The market is also heavily concentrated in the US, UK and China, which together account for 84% of total sales by value. The US leads, with a market share of around 44% and sales reaching $29.9bn which McAndrew says is the highest level to date. Surprisingly, in the face of the looming Brexit deadline, the UK bore up well regaining second place with total sales of just under $14bn, up 8%. China’s previously insatiable growth, however, slowed as supply dwindled somewhat and sales dropped by 3% to $12.9bn.
More dynamic at the lower end, however, are online auctions, which reached a new high of $6bn in 2018 (up 11%), growing at double the rate of the rest of the market. This rise is in part thanks to the willingness of millennial high net worth collectors to buy online—according to a survey conducted by McAndrew and UBS of 600 high net worth individuals, 93% of the millennials said they have bought works of art or objects from an online platform.
Millennials are also the most active generation of buyers in the art market, the report says, and accounted for around half of collectors who regularly spend $1m or more. Additionally, the behaviour of these millennials has more in common with others of their generation than of collectors from the same region. “Regional buying traits are going to break down—it’s a reflection of the globalised times we live in and the importance of the internet which has changed how people are engaging with art,” McAndrew says.
Chiming with the zeitgeist, a particular focus of this year’s report is gender, both in terms of collectors (who are still largely men, though women are more influential in Asia) and the representation of female artists. “When I was looking for data on the representation of women in the gallery sector, it was all very ad hoc,” McAndrew says. “There was no real information about what was going on so I wanted to create a benchmark—a stick in the sand against which we could measure representation of women every year and see if it gets any better.”

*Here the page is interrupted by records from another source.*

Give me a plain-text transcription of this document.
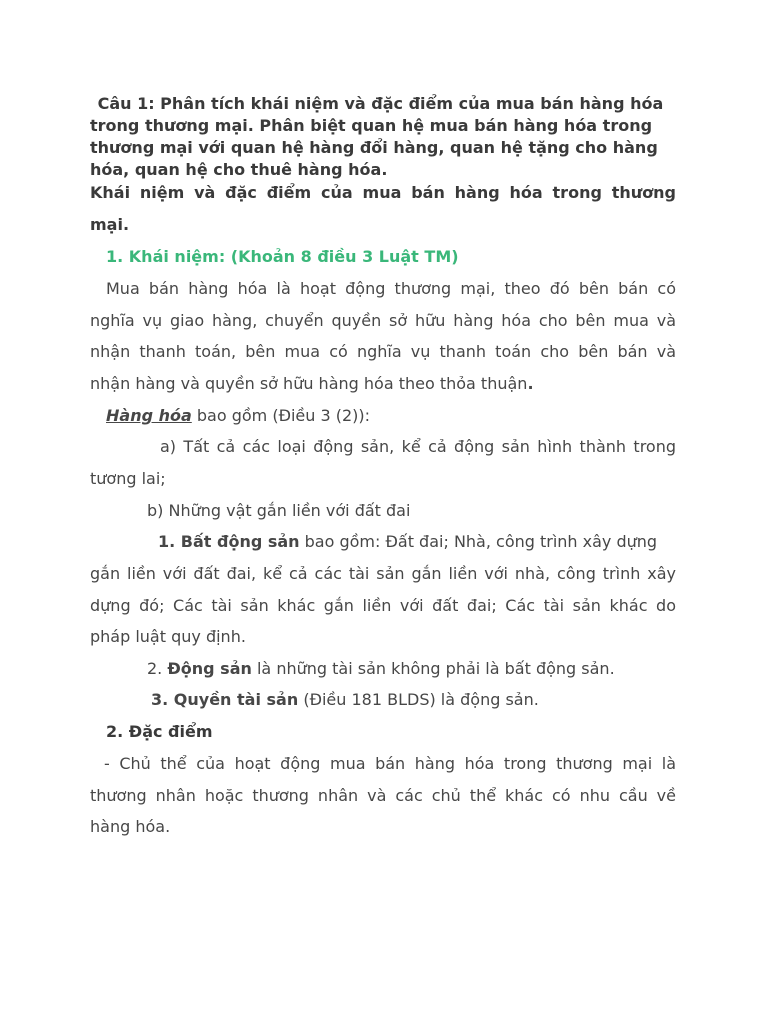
Câu 1: Phân tích khái niệm và đặc điểm của mua bán hàng hóa
trong thương mại. Phân biệt quan hệ mua bán hàng hóa trong
thương mại với quan hệ hàng đổi hàng, quan hệ tặng cho hàng
hóa, quan hệ cho thuê hàng hóa.
Khái niệm và đặc điểm của mua bán hàng hóa trong thương
mại.
1. Khái niệm: (Khoản 8 điều 3 Luật TM)
Mua bán hàng hóa là hoạt động thương mại, theo đó bên bán có
nghĩa vụ giao hàng, chuyển quyền sở hữu hàng hóa cho bên mua và
nhận thanh toán, bên mua có nghĩa vụ thanh toán cho bên bán và
nhận hàng và quyền sở hữu hàng hóa theo thỏa thuận.
Hàng hóa bao gồm (Điều 3 (2)):
a) Tất cả các loại động sản, kể cả động sản hình thành trong
tương lai;
b) Những vật gắn liền với đất đai
1. Bất động sản bao gồm: Đất đai; Nhà, công trình xây dựng
gắn liền với đất đai, kể cả các tài sản gắn liền với nhà, công trình xây
dựng đó; Các tài sản khác gắn liền với đất đai; Các tài sản khác do
pháp luật quy định.
2. Động sản là những tài sản không phải là bất động sản.
3. Quyền tài sản (Điều 181 BLDS) là động sản.
2. Đặc điểm
- Chủ thể của hoạt động mua bán hàng hóa trong thương mại là
thương nhân hoặc thương nhân và các chủ thể khác có nhu cầu về
hàng hóa.
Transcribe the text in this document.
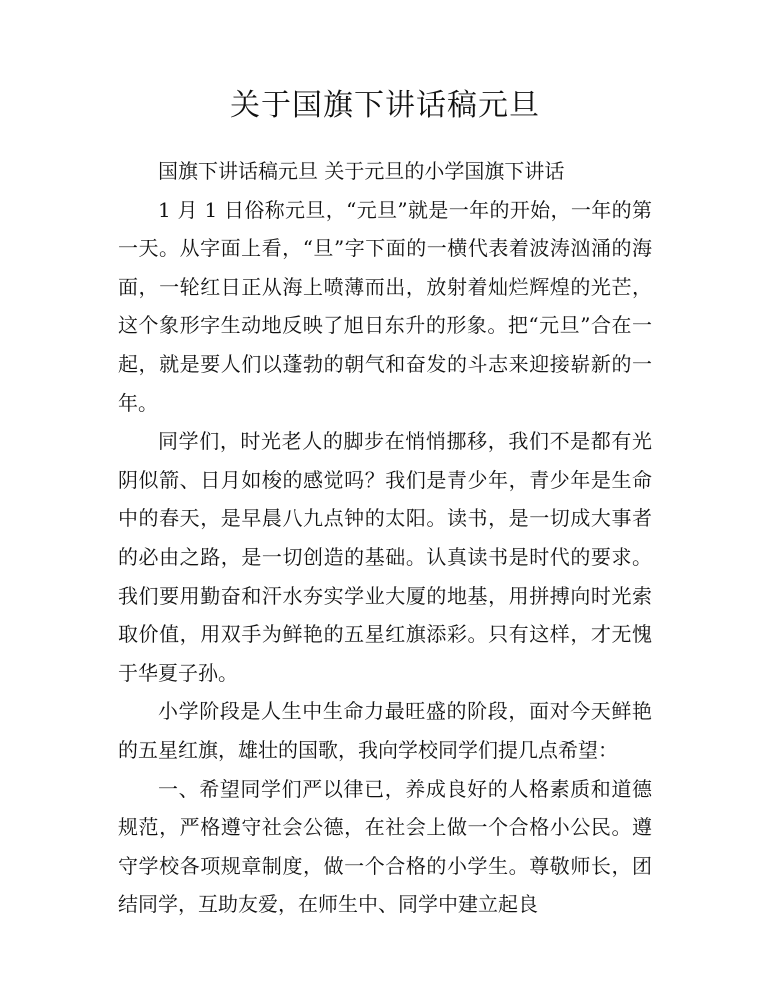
关于国旗下讲话稿元旦

国旗下讲话稿元旦 关于元旦的小学国旗下讲话

1 月 1 日俗称元旦，“元旦”就是一年的开始，一年的第一天。从字面上看，“旦”字下面的一横代表着波涛汹涌的海面，一轮红日正从海上喷薄而出，放射着灿烂辉煌的光芒，这个象形字生动地反映了旭日东升的形象。把“元旦”合在一起，就是要人们以蓬勃的朝气和奋发的斗志来迎接崭新的一年。

同学们，时光老人的脚步在悄悄挪移，我们不是都有光阴似箭、日月如梭的感觉吗？我们是青少年，青少年是生命中的春天，是早晨八九点钟的太阳。读书，是一切成大事者的必由之路，是一切创造的基础。认真读书是时代的要求。我们要用勤奋和汗水夯实学业大厦的地基，用拼搏向时光索取价值，用双手为鲜艳的五星红旗添彩。只有这样，才无愧于华夏子孙。

小学阶段是人生中生命力最旺盛的阶段，面对今天鲜艳的五星红旗，雄壮的国歌，我向学校同学们提几点希望：

一、希望同学们严以律已，养成良好的人格素质和道德规范，严格遵守社会公德，在社会上做一个合格小公民。遵守学校各项规章制度，做一个合格的小学生。尊敬师长，团结同学，互助友爱，在师生中、同学中建立起良
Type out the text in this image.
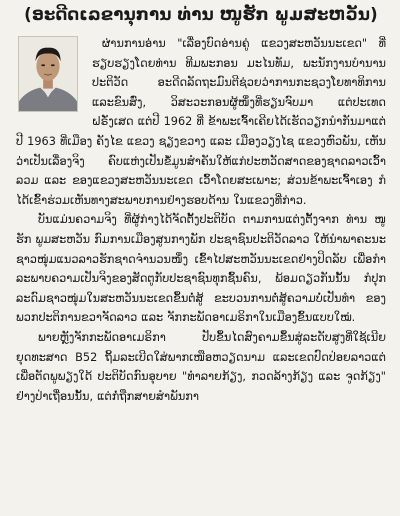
(ອະດີດເລຂານຸການ ທ່ານ ໜູຮັກ ພູມສະຫວັນ)

ຜ່ານການອ່ານ "ເລື່ອງບົດອ່ານຄູ່ ແຂວງສະຫວັນນະເຂດ" ທີ່ຮຽບຮຽງໂດຍທ່ານ ທີມພະກອນ ມະໄນທັມ, ພະນັກງານບຳນານປະຕິວັດ ອະດີດລັດຖະມົນຕີຊ່ວຍວ່າການກະຊວງໂຍທາທິການ ແລະຂົນສົ່ງ, ວິສະວະກອນຜູ້ໜຶ່ງທີ່ຮຽນຈົບມາ ແຕ່ປະເທດຝຣັ່ງເສດ ແຕ່ປີ 1962 ທີ່ ຂ້າພະເຈົ້າເຄີຍໄດ້ເຮັດວຽກນຳກັນມາແຕ່ປີ 1963 ທີ່ເມືອງ ຄັງໄຂ ແຂວງ ຊຽງຂວາງ ແລະ ເມືອງວຽງໄຊ ແຂວງຫົວພັນ, ເຫັນວ່າເປັນເລື່ອງຈິງ ຄົບແຫ່ງເປັນຂໍ້ມູນສຳຄັນໃຫ້ແກ່ປະຫວັດສາດຂອງຊາດລາວເວົ້າລວມ ແລະ ຂອງແຂວງສະຫວັນນະເຂດ ເວົ້າໂດຍສະເພາະ; ສ່ວນຂ້າພະເຈົ້າເອງ ກໍໄດ້ເຂົ້າຮ່ວມເຫັນທາງສະພາບການຢ່າງຮອບດ້ານ ໃນແຂວງທີ່ກ່າວ.

ບັນແມ່ນຄວາມຈິງ ທີ່ຜູ້ກ່າງໄດ້ຈັດຕັ້ງປະຕິບັດ ຕາມການແຕ່ງຕັ້ງຈາກ ທ່ານ ໜູຮັກ ພູມສະຫວັນ ກົມການເມືອງສູນກາງພັກ ປະຊາຊົນປະຕິວັດລາວ ໃຫ້ນຳພາຄະນະຊາວໜຸ່ມແນວລາວຮັກຊາດຈຳນວນໜຶ່ງ ເຂົ້າໄປສະຫວັນນະເຂດຢ່າງປິດລັບ ເພື່ອກຳລະພາບຄວາມເປັນຈິງຂອງສັດຕູກັບປະຊາຊົນທຸກຊົ້ນຄົນ, ພ້ອມດຽວກັນນັ້ນ ກໍປຸກລະດົມຊາວໜຸ່ມໃນສະຫວັນນະເຂດຂຶ້ນຕໍ່ສູ້ ຂະບວນການຕໍ່ສູ້ຄວາມບໍ່ເປັນທຳ ຂອງພວກປະຕິການຂວາຈັດລາວ ແລະ ຈັກກະພັດອາເມຣິກາໃນເມືອງຂົ້ນແບບໃໝ່.

ພາຍຫຼັງຈັກກະພັດອາເມຣິກາ ປັບຂຶ້ນໄດສົງຄາມຂຶ້ນສູ່ລະດັບສູງທີ່ໃຊ້ເນີຍຍຸດທະສາດ B52 ຖິ້ມລະເບີດໃສ່ພາກເໜືອຫວຽດນາມ ແລະເຂດປົດປ່ອຍລາວແຕ່ເພື່ອຕັດພູພຽງໃດ້ ປະຕິບັດກົນອຸບາຍ "ທຳລາຍກ້ຽງ, ກວດລ້າງກ້ຽງ ແລະ ຈູດກ້ຽງ" ຢ່າງປ່າເຖື່ອນນັ້ນ, ແຕ່ກໍ່ຖືກສາຍສຳພັນກາ
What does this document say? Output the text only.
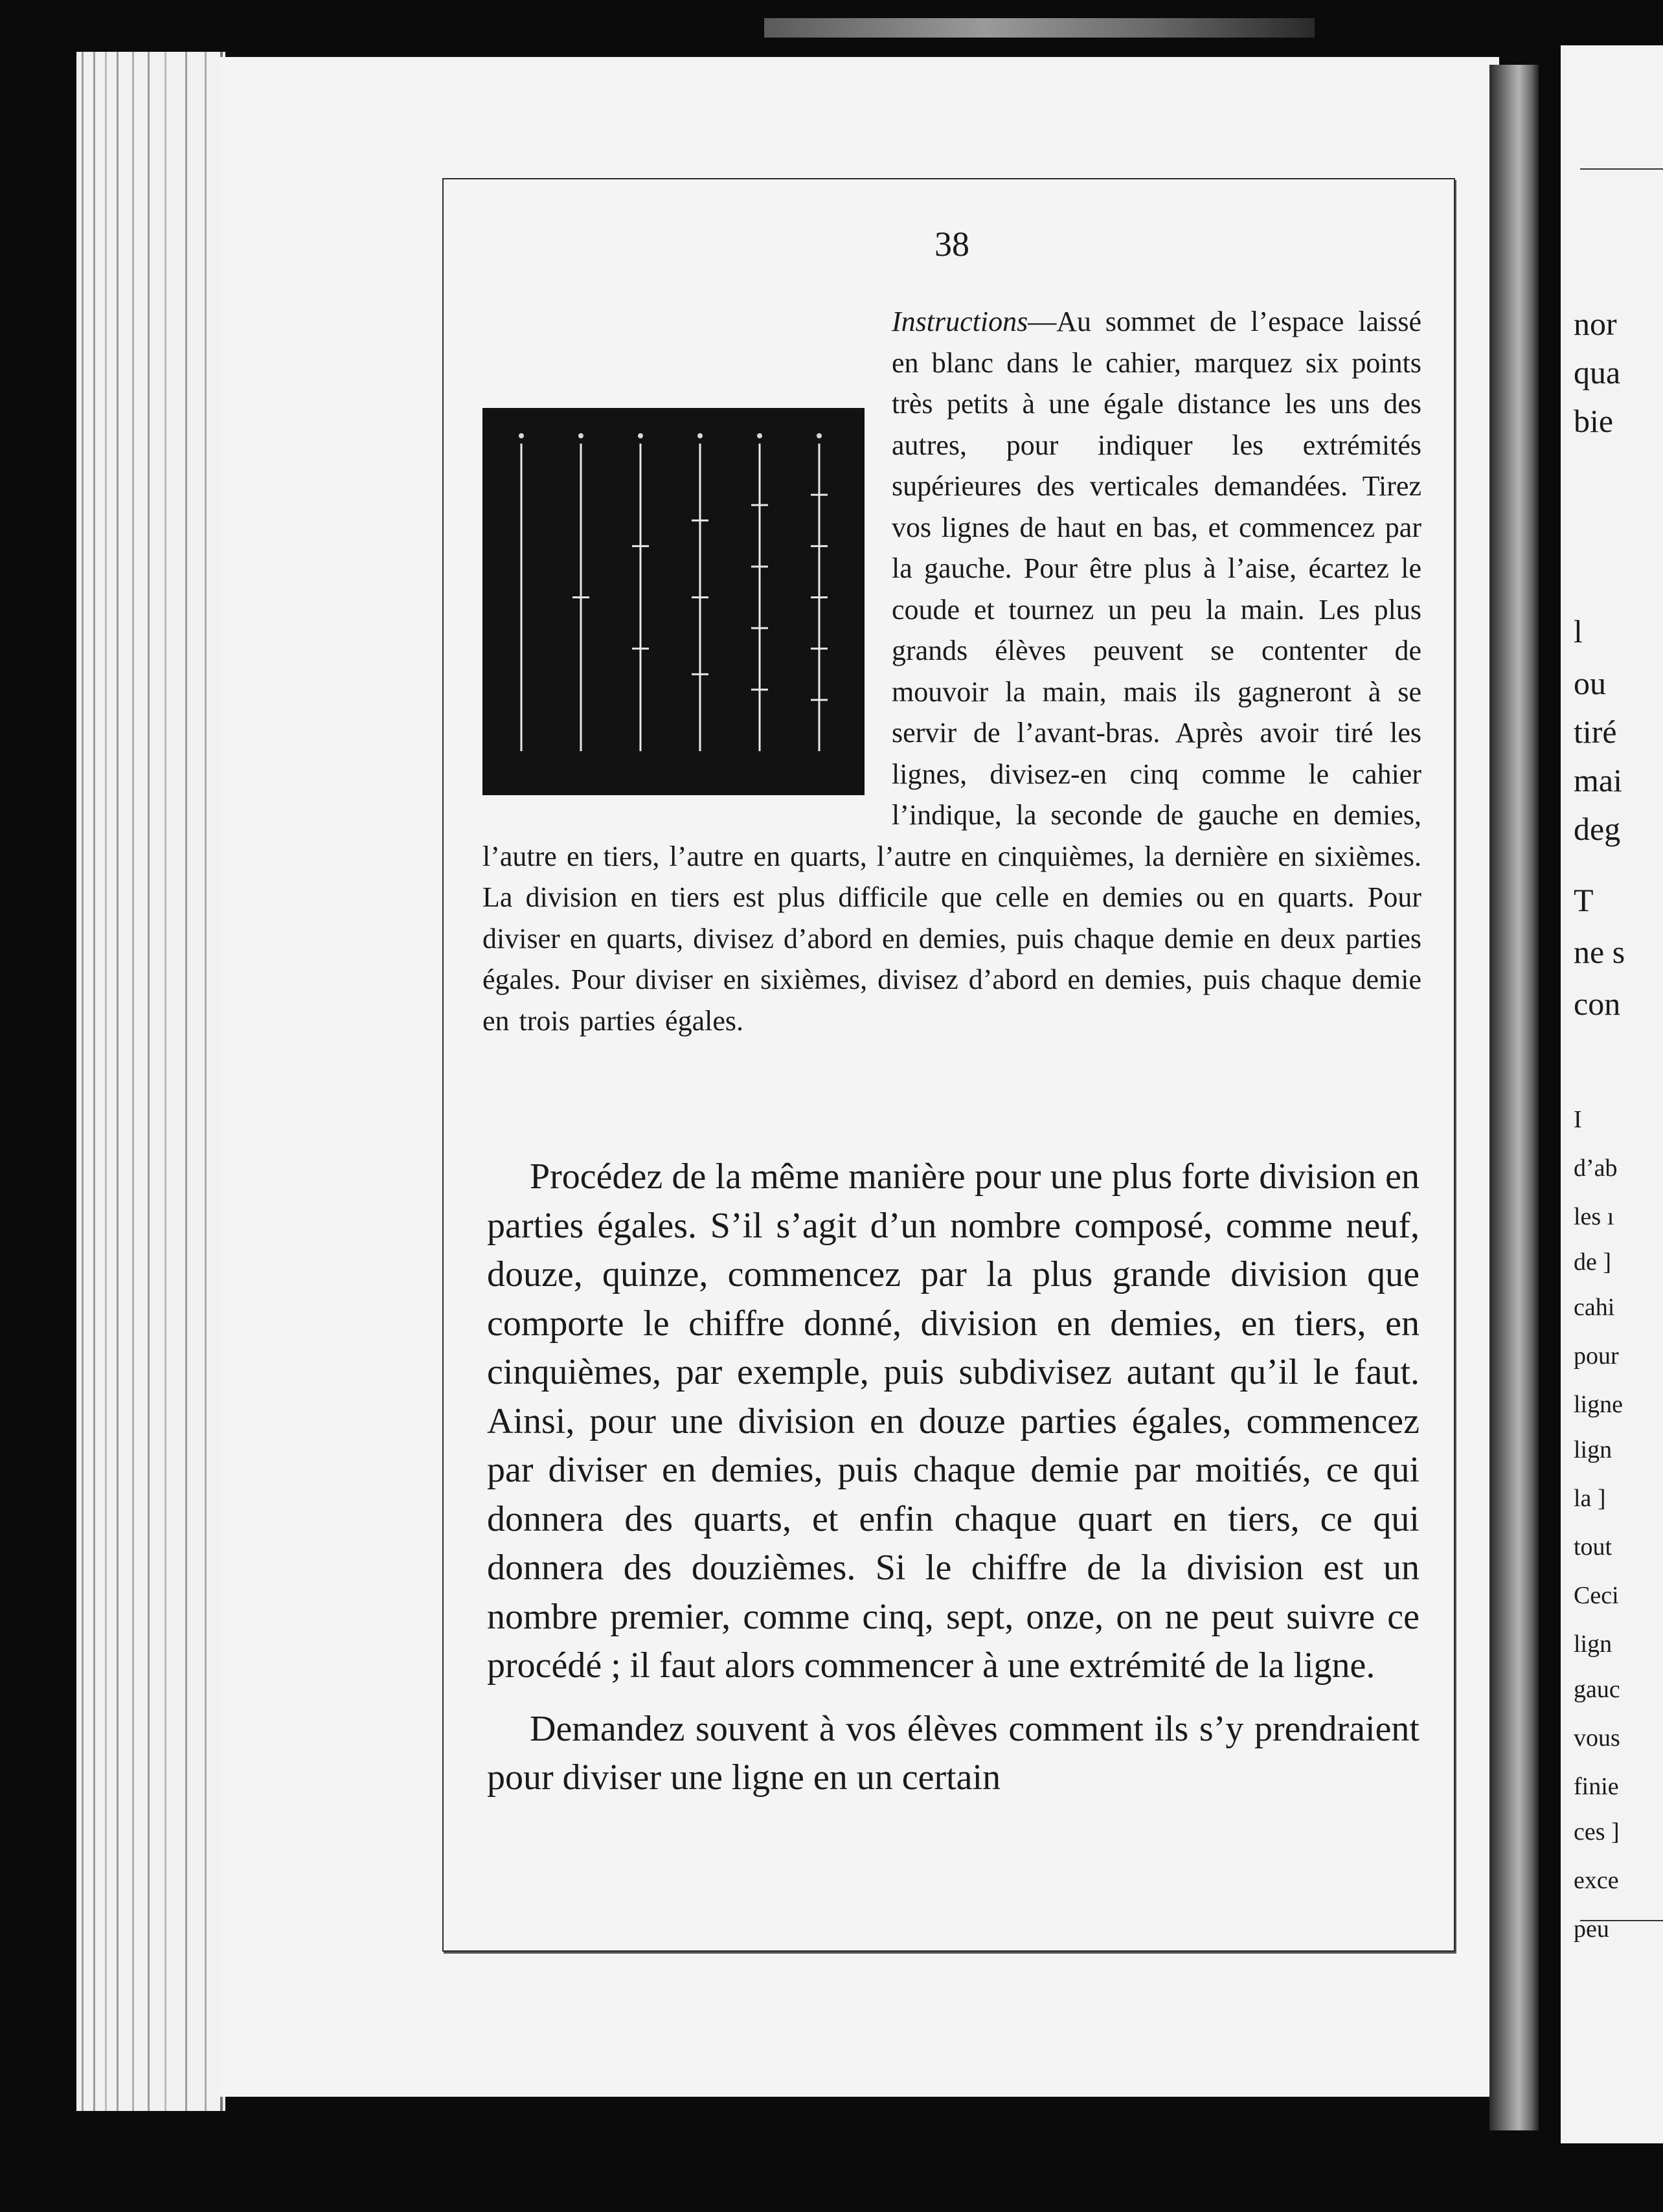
38

Instructions—Au sommet de l’espace laissé en blanc dans le cahier, marquez six points très petits à une égale distance les uns des autres, pour indiquer les extrémités supérieures des verticales demandées. Tirez vos lignes de haut en bas, et commencez par la gauche. Pour être plus à l’aise, écartez le coude et tournez un peu la main. Les plus grands élèves peuvent se contenter de mouvoir la main, mais ils gagneront à se servir de l’avant-bras. Après avoir tiré les lignes, divisez-en cinq comme le cahier l’indique, la seconde de gauche en demies, l’autre en tiers, l’autre en quarts, l’autre en cinquièmes, la dernière en sixièmes. La division en tiers est plus difficile que celle en demies ou en quarts. Pour diviser en quarts, divisez d’abord en demies, puis chaque demie en deux parties égales. Pour diviser en sixièmes, divisez d’abord en demies, puis chaque demie en trois parties égales.

Procédez de la même manière pour une plus forte division en parties égales. S’il s’agit d’un nombre composé, comme neuf, douze, quinze, commencez par la plus grande division que comporte le chiffre donné, division en demies, en tiers, en cinquièmes, par exemple, puis subdivisez autant qu’il le faut. Ainsi, pour une division en douze parties égales, commencez par diviser en demies, puis chaque demie par moitiés, ce qui donnera des quarts, et enfin chaque quart en tiers, ce qui donnera des douzièmes. Si le chiffre de la division est un nombre premier, comme cinq, sept, onze, on ne peut suivre ce procédé ; il faut alors commencer à une extrémité de la ligne.

Demandez souvent à vos élèves comment ils s’y prendraient pour diviser une ligne en un certain

nor
qua
bie
l
ou
tiré
mai
deg
T
ne s
con
I
d’ab
les ı
de ]
cahi
pour
ligne
lign
la ]
tout
Ceci
lign
gauc
vous
finie
ces ]
exce
peu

Only 36% of the artists represented by galleries in 2018 were female, accounting for an average of 32% of sales, and (from a survey of 82 events) just 24% of the 27,000 artists shown at art fairs are by women. At auction, there is a “gender discount” of nearly 50% for works by women, and only two works by female artists have ever broken into the top 100 auction prices for paintings—despite women being the subject of around half of the top 25.
McAndrew cites the Duke University sociologist Taylor Whitten Brown's research in the report, specifically the so-called Matthew effect, "in which advantage begets advantage". The cumulative effect of multiple disadvantages for women, such as the above differences in gallery representation, cultural bias, "the cliché of the art world ‘bad boy’", the onus of parenthood upon women, the lack of women in key decision making positions, and "the lack of assertiveness among female artists", are all posited by Brown as possible reasons for the imbalance.
“There has been an improvement over the past 100 years, but barely over the past 10 years,” McAndrew says. “There are many female artists coming out of art school, but for some reason they don’t make it into galleries or to the next stage of the market.” As for the reason for this, she is baffled: “I don’t know. Is it down to demand, or to do with the structure of the art market? Or is it that men and women make different art, and in which case why do we value art that exhibits more ‘masculine’ attributes more highly? It’s a big question, but we need to ask it because if it’s not the infrastructure of the market perhaps we need to change the goalposts. At least we’re now asking the question, even if we don’t have the answer.”
As for 2019, McAndrew says most people she spoke to about the coming year were worried, particularly about the high end of the secondary market: “Sales last year were strong but at the end of 2018 most people, even at the high end, were relieved that they had done well, rather than riding the crest of a wave. The unstable economic and political climate is weighing on their minds.”